We agree to call her Mary.  She makes a living in public and wants anonymity.  She confessed she’s always had “issues with self-image” and that’s what drove her to a plastic surgeon a few months ago.  That turned out well, she said, but “It cost over a thousand dollars, and I couldn’t justify the expense of more injections of silicone.  So I went to the internet and bought a bottle of silicone for ten dollars and injected it into myself.”  It was contaminated.

It is difficult to look at the picture of her face taken four days later.  “People thought I was the victim of domestic violence,” she said, adding “I assured them I was not, but it’s embarrassing to talk about.  It’s my worst nightmare.”

She is in the comfortable office of TriValley Plastic Surgery in Dublin, California.  Dr. Steven Williams, an athletic-looking Yale Medical School graduate and new father of a baby boy, gently probed his gloved index finger around Mary’s inflamed face.  “You may need several corrective surgeries, we’ll do the best we can.”   His voice seemed to reassure a very nervous patient.  “Will this scar?” she asked pointing to her gashed cheek.  “We can make the scar very small but you might notice some scarring.”  She attempted a smile.

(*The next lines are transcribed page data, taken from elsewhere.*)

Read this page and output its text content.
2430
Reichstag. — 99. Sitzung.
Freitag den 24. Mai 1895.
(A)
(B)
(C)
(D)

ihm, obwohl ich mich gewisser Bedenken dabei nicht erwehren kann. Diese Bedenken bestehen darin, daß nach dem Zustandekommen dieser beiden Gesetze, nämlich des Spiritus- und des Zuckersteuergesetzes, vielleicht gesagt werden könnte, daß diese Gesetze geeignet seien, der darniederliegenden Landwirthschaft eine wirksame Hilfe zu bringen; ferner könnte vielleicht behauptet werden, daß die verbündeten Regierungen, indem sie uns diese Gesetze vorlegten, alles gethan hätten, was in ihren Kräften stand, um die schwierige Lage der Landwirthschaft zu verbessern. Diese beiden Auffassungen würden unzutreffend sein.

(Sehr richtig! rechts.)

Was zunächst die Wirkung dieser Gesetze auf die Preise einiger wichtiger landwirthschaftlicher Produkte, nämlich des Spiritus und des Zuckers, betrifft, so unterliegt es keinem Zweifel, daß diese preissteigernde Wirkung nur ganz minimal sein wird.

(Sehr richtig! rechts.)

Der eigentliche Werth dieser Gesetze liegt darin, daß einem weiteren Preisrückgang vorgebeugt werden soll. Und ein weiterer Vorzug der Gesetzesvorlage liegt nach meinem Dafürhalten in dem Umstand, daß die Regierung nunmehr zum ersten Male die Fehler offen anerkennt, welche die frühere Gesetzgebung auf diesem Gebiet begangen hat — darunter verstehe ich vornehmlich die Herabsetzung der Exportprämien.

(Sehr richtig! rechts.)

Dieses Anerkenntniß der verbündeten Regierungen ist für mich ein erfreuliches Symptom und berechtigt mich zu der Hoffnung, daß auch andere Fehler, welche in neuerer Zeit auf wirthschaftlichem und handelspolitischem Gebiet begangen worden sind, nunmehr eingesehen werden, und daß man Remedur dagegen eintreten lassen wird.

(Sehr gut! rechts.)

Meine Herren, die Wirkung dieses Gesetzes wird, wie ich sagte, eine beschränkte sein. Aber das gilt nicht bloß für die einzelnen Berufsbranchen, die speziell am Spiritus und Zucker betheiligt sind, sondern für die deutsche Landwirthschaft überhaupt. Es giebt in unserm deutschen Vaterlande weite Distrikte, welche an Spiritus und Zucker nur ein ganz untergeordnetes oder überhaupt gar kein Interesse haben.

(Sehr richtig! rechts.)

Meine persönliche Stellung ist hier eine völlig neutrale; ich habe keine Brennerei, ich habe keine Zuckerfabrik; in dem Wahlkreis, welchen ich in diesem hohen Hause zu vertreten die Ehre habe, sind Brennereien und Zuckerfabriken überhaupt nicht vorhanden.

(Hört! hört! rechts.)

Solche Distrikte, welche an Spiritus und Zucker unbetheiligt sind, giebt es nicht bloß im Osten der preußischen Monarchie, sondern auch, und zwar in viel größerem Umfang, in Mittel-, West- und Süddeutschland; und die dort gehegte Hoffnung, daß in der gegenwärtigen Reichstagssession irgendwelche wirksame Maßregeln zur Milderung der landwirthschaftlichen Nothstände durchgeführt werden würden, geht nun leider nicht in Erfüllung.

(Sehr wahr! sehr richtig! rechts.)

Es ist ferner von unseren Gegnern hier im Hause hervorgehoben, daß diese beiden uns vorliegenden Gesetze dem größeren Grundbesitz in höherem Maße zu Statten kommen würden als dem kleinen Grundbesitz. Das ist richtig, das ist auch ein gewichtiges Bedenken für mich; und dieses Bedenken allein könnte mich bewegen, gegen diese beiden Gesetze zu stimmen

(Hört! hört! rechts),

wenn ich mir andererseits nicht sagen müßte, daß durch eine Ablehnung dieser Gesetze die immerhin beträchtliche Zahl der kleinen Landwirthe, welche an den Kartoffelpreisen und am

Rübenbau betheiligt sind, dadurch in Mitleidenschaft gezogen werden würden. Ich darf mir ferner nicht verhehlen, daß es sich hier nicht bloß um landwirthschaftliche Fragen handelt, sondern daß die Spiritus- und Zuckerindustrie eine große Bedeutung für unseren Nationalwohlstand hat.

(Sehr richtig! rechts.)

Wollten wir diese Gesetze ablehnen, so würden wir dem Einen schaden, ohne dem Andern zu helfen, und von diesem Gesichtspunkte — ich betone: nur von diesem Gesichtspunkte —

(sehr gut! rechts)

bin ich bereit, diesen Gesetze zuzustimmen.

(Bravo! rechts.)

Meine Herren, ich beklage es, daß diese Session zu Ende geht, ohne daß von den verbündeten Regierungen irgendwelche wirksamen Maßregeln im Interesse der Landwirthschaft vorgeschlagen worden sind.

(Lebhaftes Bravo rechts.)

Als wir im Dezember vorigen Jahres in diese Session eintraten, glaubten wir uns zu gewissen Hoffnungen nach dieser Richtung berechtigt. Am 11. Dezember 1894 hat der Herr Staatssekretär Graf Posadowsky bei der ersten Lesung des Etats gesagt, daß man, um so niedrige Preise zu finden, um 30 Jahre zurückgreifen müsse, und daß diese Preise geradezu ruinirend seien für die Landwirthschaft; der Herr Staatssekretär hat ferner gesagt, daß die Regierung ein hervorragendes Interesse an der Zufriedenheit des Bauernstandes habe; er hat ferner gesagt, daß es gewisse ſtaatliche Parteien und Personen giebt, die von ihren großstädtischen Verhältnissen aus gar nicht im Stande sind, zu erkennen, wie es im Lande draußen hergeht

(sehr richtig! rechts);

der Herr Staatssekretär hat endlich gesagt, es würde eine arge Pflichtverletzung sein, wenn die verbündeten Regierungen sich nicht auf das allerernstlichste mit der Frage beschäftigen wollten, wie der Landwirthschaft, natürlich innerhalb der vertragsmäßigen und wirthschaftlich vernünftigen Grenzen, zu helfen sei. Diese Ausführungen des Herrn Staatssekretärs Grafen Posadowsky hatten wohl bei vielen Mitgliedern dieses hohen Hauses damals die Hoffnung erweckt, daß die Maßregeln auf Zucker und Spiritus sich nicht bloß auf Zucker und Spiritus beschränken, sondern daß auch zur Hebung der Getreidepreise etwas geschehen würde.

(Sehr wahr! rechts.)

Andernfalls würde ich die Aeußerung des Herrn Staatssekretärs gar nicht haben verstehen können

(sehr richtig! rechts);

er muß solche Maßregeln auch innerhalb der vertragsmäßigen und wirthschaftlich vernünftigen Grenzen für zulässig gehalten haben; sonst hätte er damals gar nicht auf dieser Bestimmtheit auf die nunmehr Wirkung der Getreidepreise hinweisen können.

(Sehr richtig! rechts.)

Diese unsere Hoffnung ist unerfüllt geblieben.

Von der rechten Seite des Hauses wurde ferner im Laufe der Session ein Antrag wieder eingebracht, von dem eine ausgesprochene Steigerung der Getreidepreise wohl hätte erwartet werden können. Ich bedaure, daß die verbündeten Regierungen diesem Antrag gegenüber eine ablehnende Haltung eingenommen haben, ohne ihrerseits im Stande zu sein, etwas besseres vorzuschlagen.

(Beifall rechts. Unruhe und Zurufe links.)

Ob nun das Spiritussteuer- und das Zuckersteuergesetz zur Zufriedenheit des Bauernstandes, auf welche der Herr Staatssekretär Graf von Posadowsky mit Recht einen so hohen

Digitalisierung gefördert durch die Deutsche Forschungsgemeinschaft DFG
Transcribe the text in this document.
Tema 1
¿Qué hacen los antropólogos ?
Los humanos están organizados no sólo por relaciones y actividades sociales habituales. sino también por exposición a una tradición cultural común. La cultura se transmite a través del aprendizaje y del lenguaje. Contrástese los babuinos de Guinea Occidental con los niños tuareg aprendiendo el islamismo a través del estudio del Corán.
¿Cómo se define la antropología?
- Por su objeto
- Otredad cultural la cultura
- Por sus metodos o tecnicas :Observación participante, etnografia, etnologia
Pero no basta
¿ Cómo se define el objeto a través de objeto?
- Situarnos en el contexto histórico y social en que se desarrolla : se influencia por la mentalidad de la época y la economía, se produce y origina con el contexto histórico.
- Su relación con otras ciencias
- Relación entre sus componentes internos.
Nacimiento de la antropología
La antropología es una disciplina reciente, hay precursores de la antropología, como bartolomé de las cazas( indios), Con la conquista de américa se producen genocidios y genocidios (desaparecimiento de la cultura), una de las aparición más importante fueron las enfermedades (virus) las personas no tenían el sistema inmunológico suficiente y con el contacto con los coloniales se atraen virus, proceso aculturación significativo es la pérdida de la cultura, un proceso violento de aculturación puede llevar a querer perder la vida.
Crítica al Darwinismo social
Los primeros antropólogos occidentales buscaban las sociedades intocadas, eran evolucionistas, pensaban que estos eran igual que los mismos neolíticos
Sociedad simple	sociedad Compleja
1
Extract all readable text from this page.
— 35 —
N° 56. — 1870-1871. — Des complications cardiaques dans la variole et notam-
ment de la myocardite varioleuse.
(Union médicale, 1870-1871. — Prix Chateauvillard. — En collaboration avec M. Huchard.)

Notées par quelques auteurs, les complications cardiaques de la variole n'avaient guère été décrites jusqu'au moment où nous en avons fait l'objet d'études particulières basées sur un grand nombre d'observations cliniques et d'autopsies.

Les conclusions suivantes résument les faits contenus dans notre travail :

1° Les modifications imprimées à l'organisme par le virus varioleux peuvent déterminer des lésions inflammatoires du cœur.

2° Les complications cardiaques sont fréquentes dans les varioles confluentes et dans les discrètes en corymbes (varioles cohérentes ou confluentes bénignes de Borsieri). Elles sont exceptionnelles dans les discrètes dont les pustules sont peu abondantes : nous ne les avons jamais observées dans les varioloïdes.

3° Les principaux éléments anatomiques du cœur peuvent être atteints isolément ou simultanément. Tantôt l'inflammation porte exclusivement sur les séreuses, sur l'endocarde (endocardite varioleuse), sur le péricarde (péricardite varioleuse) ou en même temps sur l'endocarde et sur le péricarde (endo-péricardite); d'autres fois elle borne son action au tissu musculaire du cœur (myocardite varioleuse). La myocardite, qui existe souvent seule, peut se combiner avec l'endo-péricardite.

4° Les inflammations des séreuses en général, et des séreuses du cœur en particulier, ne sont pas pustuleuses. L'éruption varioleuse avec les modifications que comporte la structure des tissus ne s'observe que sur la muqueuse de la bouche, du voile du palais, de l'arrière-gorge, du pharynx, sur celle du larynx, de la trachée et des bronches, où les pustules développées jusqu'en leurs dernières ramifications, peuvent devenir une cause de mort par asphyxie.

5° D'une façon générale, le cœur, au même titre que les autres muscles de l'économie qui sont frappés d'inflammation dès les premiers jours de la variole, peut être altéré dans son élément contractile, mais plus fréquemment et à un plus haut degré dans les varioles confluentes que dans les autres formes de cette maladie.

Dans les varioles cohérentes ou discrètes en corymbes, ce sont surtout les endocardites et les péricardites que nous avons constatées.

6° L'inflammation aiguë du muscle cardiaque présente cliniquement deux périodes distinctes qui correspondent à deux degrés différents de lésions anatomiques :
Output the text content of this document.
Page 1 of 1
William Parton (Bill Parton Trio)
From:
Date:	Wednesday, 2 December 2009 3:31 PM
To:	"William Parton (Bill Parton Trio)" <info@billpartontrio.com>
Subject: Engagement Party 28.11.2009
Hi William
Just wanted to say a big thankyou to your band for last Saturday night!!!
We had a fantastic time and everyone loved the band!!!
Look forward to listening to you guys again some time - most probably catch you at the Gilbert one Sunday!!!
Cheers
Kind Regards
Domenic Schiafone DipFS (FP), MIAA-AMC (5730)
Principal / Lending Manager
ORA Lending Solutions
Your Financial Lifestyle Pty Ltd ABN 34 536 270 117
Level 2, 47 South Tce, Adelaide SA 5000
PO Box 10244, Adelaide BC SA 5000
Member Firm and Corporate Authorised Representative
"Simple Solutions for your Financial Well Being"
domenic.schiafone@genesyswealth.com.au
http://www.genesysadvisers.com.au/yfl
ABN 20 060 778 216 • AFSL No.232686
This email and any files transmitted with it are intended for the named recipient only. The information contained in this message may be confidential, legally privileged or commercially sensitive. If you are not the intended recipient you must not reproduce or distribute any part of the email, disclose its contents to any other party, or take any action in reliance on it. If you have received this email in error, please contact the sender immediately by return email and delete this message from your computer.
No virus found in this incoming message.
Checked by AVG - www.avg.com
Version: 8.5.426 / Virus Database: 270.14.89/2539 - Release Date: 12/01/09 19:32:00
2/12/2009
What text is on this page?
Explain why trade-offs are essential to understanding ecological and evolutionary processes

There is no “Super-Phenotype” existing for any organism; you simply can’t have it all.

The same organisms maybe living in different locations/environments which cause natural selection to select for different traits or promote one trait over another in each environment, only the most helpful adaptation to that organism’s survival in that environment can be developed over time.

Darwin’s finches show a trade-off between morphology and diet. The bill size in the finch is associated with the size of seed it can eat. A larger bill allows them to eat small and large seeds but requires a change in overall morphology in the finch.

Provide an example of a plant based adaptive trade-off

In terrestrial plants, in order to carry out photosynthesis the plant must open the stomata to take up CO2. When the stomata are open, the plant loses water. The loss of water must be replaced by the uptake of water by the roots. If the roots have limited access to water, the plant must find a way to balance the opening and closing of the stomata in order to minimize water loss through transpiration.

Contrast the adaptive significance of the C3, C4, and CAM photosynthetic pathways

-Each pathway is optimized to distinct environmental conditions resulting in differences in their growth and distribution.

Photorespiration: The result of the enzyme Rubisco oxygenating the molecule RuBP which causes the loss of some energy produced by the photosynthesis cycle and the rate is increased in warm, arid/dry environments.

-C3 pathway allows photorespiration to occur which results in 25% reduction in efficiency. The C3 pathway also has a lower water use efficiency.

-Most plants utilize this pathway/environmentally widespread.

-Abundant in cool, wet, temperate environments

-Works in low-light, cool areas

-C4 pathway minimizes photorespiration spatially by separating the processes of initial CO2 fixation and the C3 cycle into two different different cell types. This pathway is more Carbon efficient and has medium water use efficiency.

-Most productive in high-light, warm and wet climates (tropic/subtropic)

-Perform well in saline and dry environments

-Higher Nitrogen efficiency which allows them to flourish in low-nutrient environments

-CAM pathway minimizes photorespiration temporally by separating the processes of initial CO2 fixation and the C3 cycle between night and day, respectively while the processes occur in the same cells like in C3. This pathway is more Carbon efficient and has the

“We have a practice that’s becoming known for repairing such problems.  We’ve noticed an uptick in people trying to do things like this at home and having problems and having to come in and see us,” says Williams.  He says he thinks it may be the economy and the notion, encouraged by advertising, that plastic surgery is somehow “foolproof.”

In the operating room in his office suite, a monitor beeped tracking Mary’s heart rate as it hovered around 90.  She’s awake with local anesthetic as Dr. Williams moves quickly around her head and neck with blue cloth drapes.  “We don’t know exactly what this material is, but it is actively causing serious problems for her,” Williams selects a small scalpel.  “It’s not something you can just draw out,” he explains, “You actually have to go in surgically and cut it out.”  He repeatedly asks Mary if she feels any pain, she answers no, but under the surgical drapes her feet wag in some discomfort.

“She’ll have some residual scarring, we simply can’t avoid that,” says Williams.  Mary may have more profound scars that will not be visible.  “It’s taken this to realize I should have been satisfied with what I had,” she says and takes a deep breath.

An hour and a half later, Mary left the office and headed home.  She looked at me, seemingly pleading for understanding, “I hope speaking out might help someone avoid doing what I have done.”